Phase-space analysis of a two-section InP laser as an all-optical spiking neuron: dependency on control and design parameters

TL;DR

This paper models a two-section InP laser as an all-optical neuron, analyzing how control parameters influence its excitable operation mode using phase-space analysis.

Contribution

It introduces a rate-equation based model for an integrated InP laser neuron, demonstrating multiple operation modes and the effects of design parameters on excitable behavior.

Findings

Lowering cavity mirror reflectivity expands excitable operation parameter space.

The model demonstrates four operation modes including excitable mode.
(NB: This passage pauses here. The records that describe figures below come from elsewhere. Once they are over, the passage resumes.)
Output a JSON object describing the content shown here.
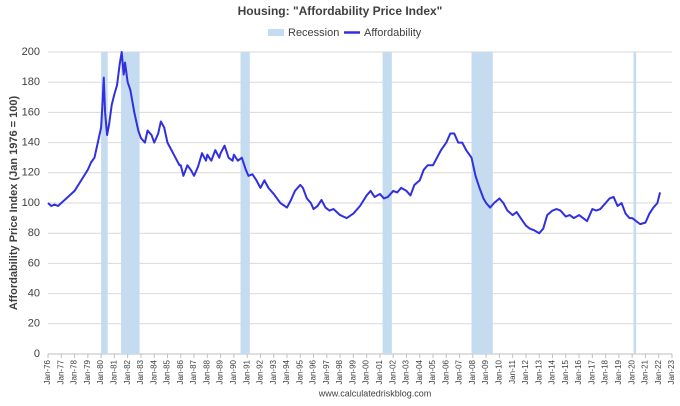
{
  "chart_data": {
    "type": "line",
    "title": "Housing: \"Affordability Price Index\"",
    "y_label": "Affordability Price Index (Jan 1976 = 100)",
    "source": "www.calculatedriskblog.com",
    "xlim": [
      1976,
      2023
    ],
    "ylim": [
      0,
      200
    ],
    "yticks": [
      0,
      20,
      40,
      60,
      80,
      100,
      120,
      140,
      160,
      180,
      200
    ],
    "grid": true,
    "legend": "top",
    "xticks": [
      {
        "value": 1976,
        "label": "Jan-76"
      },
      {
        "value": 1977,
        "label": "Jan-77"
      },
      {
        "value": 1978,
        "label": "Jan-78"
      },
      {
        "value": 1979,
        "label": "Jan-79"
      },
      {
        "value": 1980,
        "label": "Jan-80"
      },
      {
        "value": 1981,
        "label": "Jan-81"
      },
      {
        "value": 1982,
        "label": "Jan-82"
      },
      {
        "value": 1983,
        "label": "Jan-83"
      },
      {
        "value": 1984,
        "label": "Jan-84"
      },
      {
        "value": 1985,
        "label": "Jan-85"
      },
      {
        "value": 1986,
        "label": "Jan-86"
      },
      {
        "value": 1987,
        "label": "Jan-87"
      },
      {
        "value": 1988,
        "label": "Jan-88"
      },
      {
        "value": 1989,
        "label": "Jan-89"
      },
      {
        "value": 1990,
        "label": "Jan-90"
      },
      {
        "value": 1991,
        "label": "Jan-91"
      },
      {
        "value": 1992,
        "label": "Jan-92"
      },
      {
        "value": 1993,
        "label": "Jan-93"
      },
      {
        "value": 1994,
        "label": "Jan-94"
      },
      {
        "value": 1995,
        "label": "Jan-95"
      },
      {
        "value": 1996,
        "label": "Jan-96"
      },
      {
        "value": 1997,
        "label": "Jan-97"
      },
      {
        "value": 1998,
        "label": "Jan-98"
      },
      {
        "value": 1999,
        "label": "Jan-99"
      },
      {
        "value": 2000,
        "label": "Jan-00"
      },
      {
        "value": 2001,
        "label": "Jan-01"
      },
      {
        "value": 2002,
        "label": "Jan-02"
      },
      {
        "value": 2003,
        "label": "Jan-03"
      },
      {
        "value": 2004,
        "label": "Jan-04"
      },
      {
        "value": 2005,
        "label": "Jan-05"
      },
      {
        "value": 2006,
        "label": "Jan-06"
      },
      {
        "value": 2007,
        "label": "Jan-07"
      },
      {
        "value": 2008,
        "label": "Jan-08"
      },
      {
        "value": 2009,
        "label": "Jan-09"
      },
      {
        "value": 2010,
        "label": "Jan-10"
      },
      {
        "value": 2011,
        "label": "Jan-11"
      },
      {
        "value": 2012,
        "label": "Jan-12"
      },
      {
        "value": 2013,
        "label": "Jan-13"
      },
      {
        "value": 2014,
        "label": "Jan-14"
      },
      {
        "value": 2015,
        "label": "Jan-15"
      },
      {
        "value": 2016,
        "label": "Jan-16"
      },
      {
        "value": 2017,
        "label": "Jan-17"
      },
      {
        "value": 2018,
        "label": "Jan-18"
      },
      {
        "value": 2019,
        "label": "Jan-19"
      },
      {
        "value": 2020,
        "label": "Jan-20"
      },
      {
        "value": 2021,
        "label": "Jan-21"
      },
      {
        "value": 2022,
        "label": "Jan-22"
      },
      {
        "value": 2023,
        "label": "Jan-23"
      }
    ],
    "series": [
      {
        "name": "Recession",
        "type": "band",
        "color": "#c5dcf0",
        "ranges": [
          [
            1980.0,
            1980.5
          ],
          [
            1981.5,
            1982.9
          ],
          [
            1990.5,
            1991.2
          ],
          [
            2001.2,
            2001.9
          ],
          [
            2007.9,
            2009.5
          ],
          [
            2020.1,
            2020.3
          ]
        ]
      },
      {
        "name": "Affordability",
        "color": "#3030e0",
        "x": [
          1976.0,
          1976.25,
          1976.5,
          1976.75,
          1977.0,
          1977.5,
          1978.0,
          1978.5,
          1979.0,
          1979.25,
          1979.5,
          1979.75,
          1980.0,
          1980.1,
          1980.2,
          1980.3,
          1980.45,
          1980.6,
          1980.8,
          1981.0,
          1981.2,
          1981.4,
          1981.55,
          1981.7,
          1981.8,
          1982.0,
          1982.2,
          1982.5,
          1982.8,
          1983.0,
          1983.3,
          1983.5,
          1983.8,
          1984.0,
          1984.3,
          1984.5,
          1984.75,
          1985.0,
          1985.3,
          1985.6,
          1985.9,
          1986.0,
          1986.2,
          1986.5,
          1986.75,
          1987.0,
          1987.3,
          1987.6,
          1987.9,
          1988.0,
          1988.3,
          1988.6,
          1988.9,
          1989.0,
          1989.3,
          1989.6,
          1989.9,
          1990.0,
          1990.3,
          1990.6,
          1990.9,
          1991.1,
          1991.4,
          1991.7,
          1992.0,
          1992.3,
          1992.6,
          1993.0,
          1993.5,
          1994.0,
          1994.3,
          1994.6,
          1995.0,
          1995.2,
          1995.5,
          1995.8,
          1996.0,
          1996.3,
          1996.6,
          1996.9,
          1997.2,
          1997.5,
          1998.0,
          1998.5,
          1999.0,
          1999.5,
          2000.0,
          2000.3,
          2000.6,
          2001.0,
          2001.3,
          2001.6,
          2002.0,
          2002.3,
          2002.6,
          2003.0,
          2003.3,
          2003.6,
          2004.0,
          2004.3,
          2004.6,
          2005.0,
          2005.3,
          2005.6,
          2006.0,
          2006.3,
          2006.6,
          2006.9,
          2007.2,
          2007.5,
          2007.9,
          2008.2,
          2008.5,
          2008.8,
          2009.0,
          2009.3,
          2009.6,
          2010.0,
          2010.3,
          2010.6,
          2011.0,
          2011.3,
          2011.6,
          2012.0,
          2012.3,
          2012.6,
          2013.0,
          2013.3,
          2013.6,
          2014.0,
          2014.3,
          2014.6,
          2015.0,
          2015.3,
          2015.6,
          2016.0,
          2016.3,
          2016.6,
          2017.0,
          2017.3,
          2017.6,
          2018.0,
          2018.3,
          2018.6,
          2018.9,
          2019.2,
          2019.5,
          2019.8,
          2020.0,
          2020.3,
          2020.6,
          2021.0,
          2021.3,
          2021.6,
          2021.9,
          2022.1
        ],
        "values": [
          100,
          98,
          99,
          98,
          100,
          104,
          108,
          115,
          122,
          127,
          130,
          140,
          150,
          165,
          183,
          160,
          145,
          152,
          165,
          172,
          178,
          192,
          200,
          185,
          193,
          180,
          175,
          160,
          148,
          143,
          140,
          148,
          145,
          140,
          146,
          154,
          150,
          140,
          135,
          130,
          125,
          125,
          118,
          125,
          122,
          118,
          124,
          133,
          128,
          132,
          128,
          135,
          130,
          133,
          138,
          130,
          128,
          132,
          128,
          130,
          122,
          118,
          119,
          115,
          110,
          115,
          110,
          106,
          100,
          97,
          102,
          108,
          112,
          110,
          103,
          100,
          96,
          98,
          102,
          97,
          95,
          96,
          92,
          90,
          93,
          98,
          105,
          108,
          104,
          106,
          103,
          104,
          108,
          107,
          110,
          108,
          105,
          112,
          115,
          122,
          125,
          125,
          130,
          135,
          140,
          146,
          146,
          140,
          140,
          135,
          130,
          118,
          110,
          103,
          100,
          97,
          100,
          103,
          100,
          95,
          92,
          94,
          90,
          85,
          83,
          82,
          80,
          83,
          92,
          95,
          96,
          95,
          91,
          92,
          90,
          92,
          90,
          88,
          96,
          95,
          96,
          100,
          103,
          104,
          98,
          100,
          93,
          90,
          90,
          88,
          86,
          87,
          93,
          97,
          100,
          107
        ]
      }
    ]
  }
}
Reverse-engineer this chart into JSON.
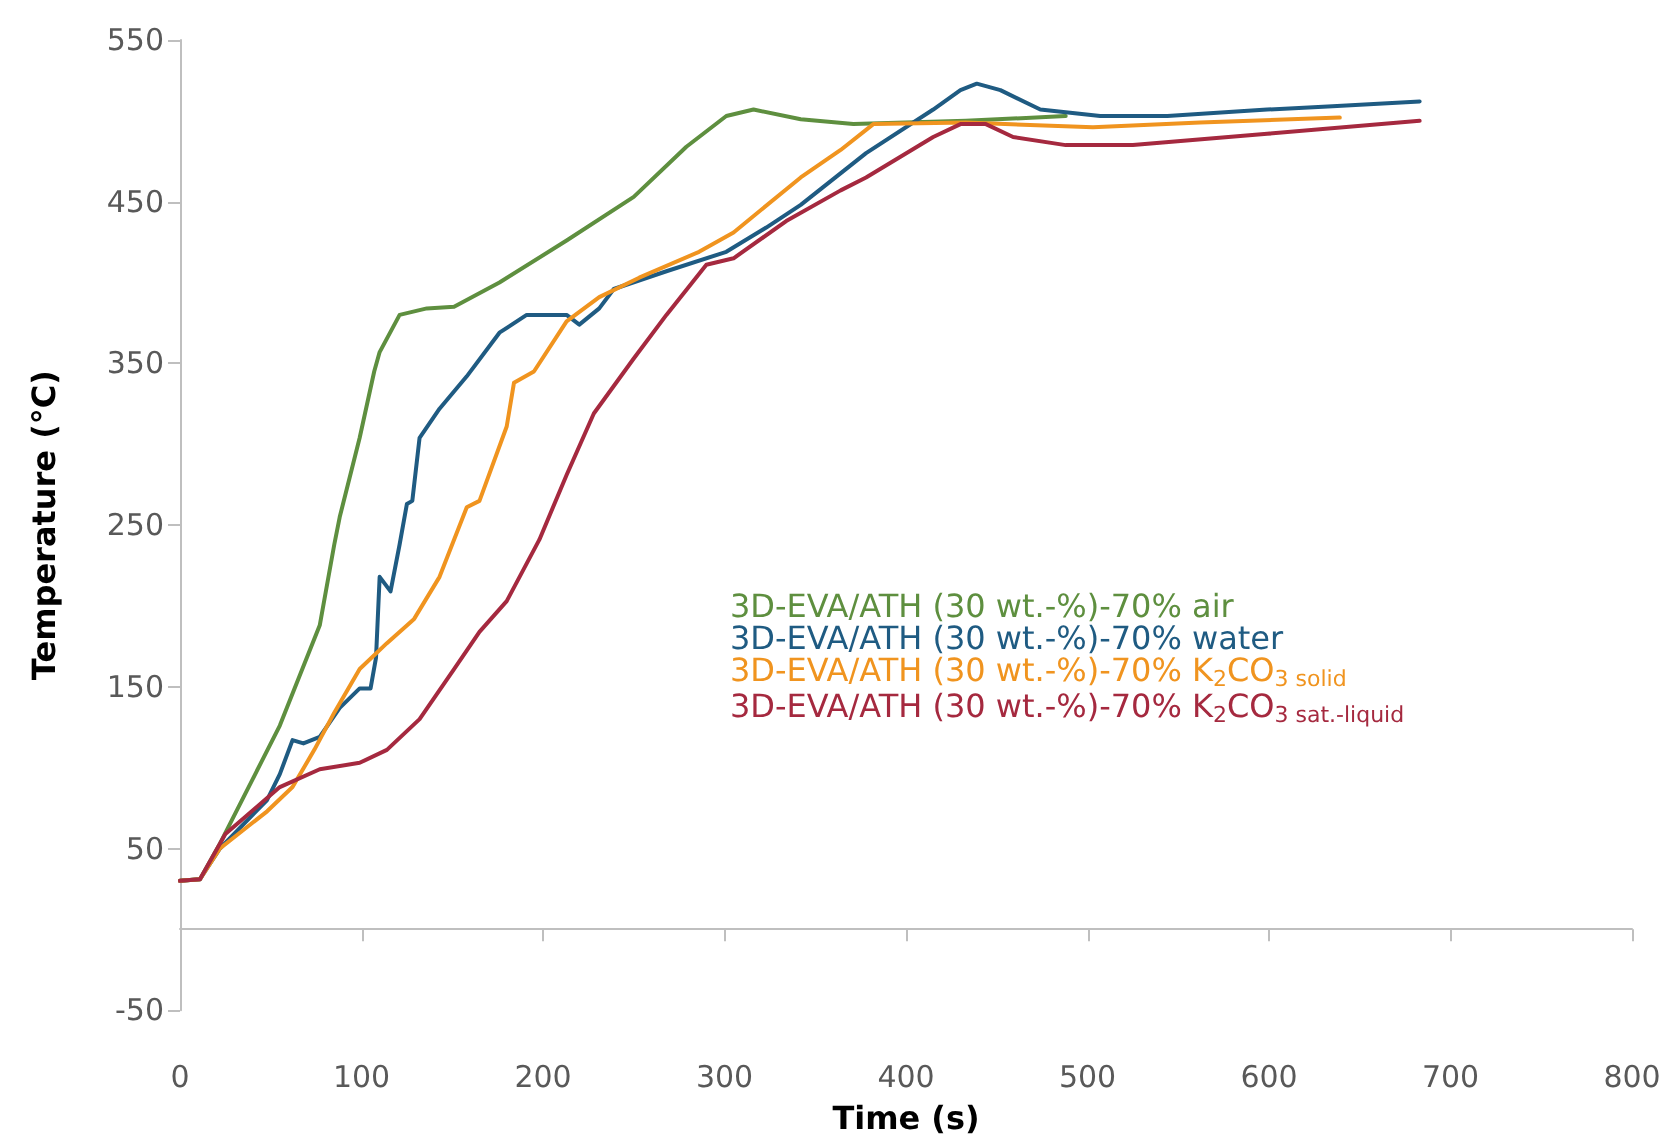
{
  "chart_data": {
    "type": "line",
    "xlabel": "Time (s)",
    "ylabel": "Temperature (°C)",
    "xlim": [
      0,
      800
    ],
    "xticks": [
      0,
      100,
      200,
      300,
      400,
      500,
      600,
      700,
      800
    ],
    "ylim": [
      -50,
      550
    ],
    "yticks": [
      -50,
      50,
      150,
      250,
      350,
      450,
      550
    ],
    "grid": false,
    "legend": "right",
    "marker": "none",
    "line_style": "solid",
    "series": [
      {
        "name": "3D-EVA/ATH (30 wt.-%)-70% air",
        "color": "#5e8f3f",
        "x": [
          0,
          11,
          22,
          55,
          77,
          85,
          88,
          99,
          107,
          110,
          121,
          136,
          151,
          176,
          213,
          250,
          279,
          301,
          316,
          342,
          371,
          433,
          488
        ],
        "values": [
          30,
          31,
          53,
          126,
          188,
          238,
          255,
          304,
          345,
          357,
          380,
          384,
          385,
          400,
          426,
          453,
          484,
          503,
          507,
          501,
          498,
          500,
          503
        ]
      },
      {
        "name": "3D-EVA/ATH (30 wt.-%)-70% water",
        "color": "#1f5b82",
        "x": [
          0,
          11,
          22,
          48,
          55,
          62,
          68,
          77,
          88,
          99,
          105,
          108,
          110,
          116,
          121,
          125,
          128,
          132,
          143,
          158,
          176,
          191,
          213,
          220,
          231,
          239,
          268,
          301,
          323,
          342,
          378,
          415,
          430,
          439,
          452,
          474,
          507,
          544,
          599,
          635,
          683
        ],
        "values": [
          30,
          31,
          50,
          80,
          96,
          117,
          115,
          119,
          137,
          149,
          149,
          168,
          218,
          209,
          238,
          263,
          265,
          304,
          322,
          342,
          369,
          380,
          380,
          374,
          384,
          396,
          407,
          419,
          434,
          448,
          480,
          507,
          519,
          523,
          519,
          507,
          503,
          503,
          507,
          509,
          512
        ]
      },
      {
        "name": "3D-EVA/ATH (30 wt.-%)-70% K$_{2}$CO$_{3 solid}$",
        "color": "#f0941f",
        "x": [
          0,
          11,
          22,
          48,
          62,
          74,
          85,
          99,
          114,
          129,
          143,
          158,
          165,
          180,
          184,
          195,
          213,
          231,
          253,
          286,
          305,
          342,
          364,
          382,
          433,
          503,
          562,
          639
        ],
        "values": [
          30,
          31,
          50,
          73,
          88,
          111,
          134,
          161,
          177,
          192,
          218,
          261,
          265,
          311,
          338,
          345,
          376,
          391,
          403,
          419,
          431,
          465,
          482,
          498,
          499,
          496,
          499,
          502
        ]
      },
      {
        "name": "3D-EVA/ATH (30 wt.-%)-70% K$_{2}$CO$_{3 sat.-liquid}$",
        "color": "#a5293f",
        "x": [
          0,
          11,
          25,
          55,
          77,
          99,
          114,
          132,
          151,
          165,
          180,
          198,
          213,
          228,
          250,
          268,
          290,
          305,
          334,
          364,
          378,
          415,
          430,
          444,
          459,
          488,
          525,
          599,
          683
        ],
        "values": [
          30,
          31,
          59,
          88,
          99,
          103,
          111,
          130,
          161,
          184,
          203,
          241,
          281,
          319,
          353,
          380,
          411,
          415,
          438,
          457,
          465,
          490,
          498,
          498,
          490,
          485,
          485,
          492,
          500
        ]
      }
    ]
  }
}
Adjusting control parameters enables relaxed operation and lower power consumption.

Abstract

Using a rate-equation model we numerically evaluate the carrier concentration and photon number in an integrated two-section semiconductor laser, and analyse its dynamics in three-dimensional phase space. The simulation comprises compact model descriptions extracted from a commercially-available generic InP technology platform, allowing us to model an applied reverse-bias voltage to the saturable absorber. We use the model to study the influence of the injected gain current, reverse-bias voltage, and cavity mirror reflectivity on the excitable operation state, which is the operation mode desired for the laser to act as an all-optical integrated neuron. We show in phase-space that our model is capable of demonstrating four different operation modes, i.e. cw, self-pulsating and an on-set and excitable mode under optical pulse injection. In addition, we show that lowering the reflectivity of one of the cavity mirrors greatly enhances the control parameter space for excitable operation, enabling more relaxed operation parameter control and lower power consumption of an integrated two-section laser neuron.